Bruno Fogaça

Personal information
- Full name: Bruno França Fogaça
- Date of birth: 11 November 1981 (age 44)
- Place of birth: São Miguel Arcanjo, São Paulo, Brazil
- Height: 1.88 m (6 ft 2 in)
- Position: Forward

Team information
- Current team: Guarani (MG)

Senior career*
- Years: Team / Apps / (Gls)
- 2001: Elfsborg / 10 / (2)
- 2002: Prudentópolis
- 2003: Paraná
- 2004: Marcílio Dias
- 2005: Avaí / 0 / (0)
- 2005–2006: Naval / 19 / (6)
- 2006–2007: Skoda Xanthi
- 2007–2009: Marítimo
- 2009: Al-Shaab (UAE)
- 2009–2010: Rio Ave
- 2010: Bragantino
- 2011: Guarani (MG)

= Bruno Fogaça =

Brazilian footballer (born 1981)

Bruno França Fogaça (born 11 November 1981) is a Brazilian footballer who plays for Guarani (MG).

==Biography==
The forward had played for IF Elfsborg, Skoda Xanthi and Naval 1º de Maio.
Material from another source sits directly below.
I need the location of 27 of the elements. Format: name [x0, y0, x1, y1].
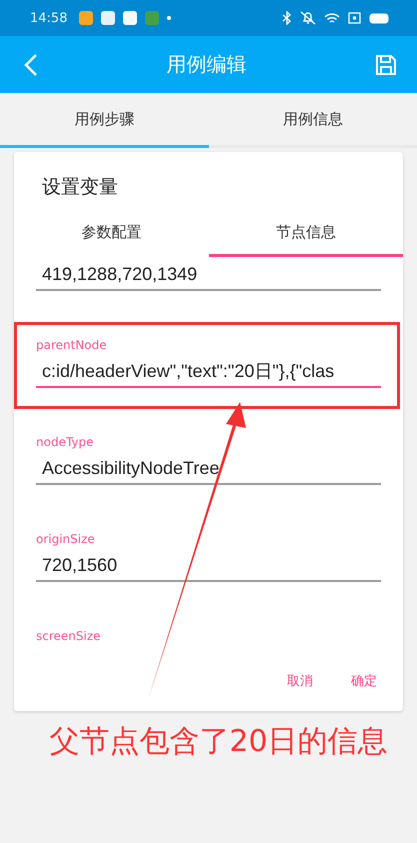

He signed for Marítimo in 2007 on a free transfer. in January 2009 he left the club and joined United Arab Emirates side Al-Shaab. In 2009–10 season returned to Portugal for Rio Ave. In September 2010, he returned to Brazil, but Bragantino did not formally register him as a player. In January 2011, he left for Guarani of Minas Gerais state.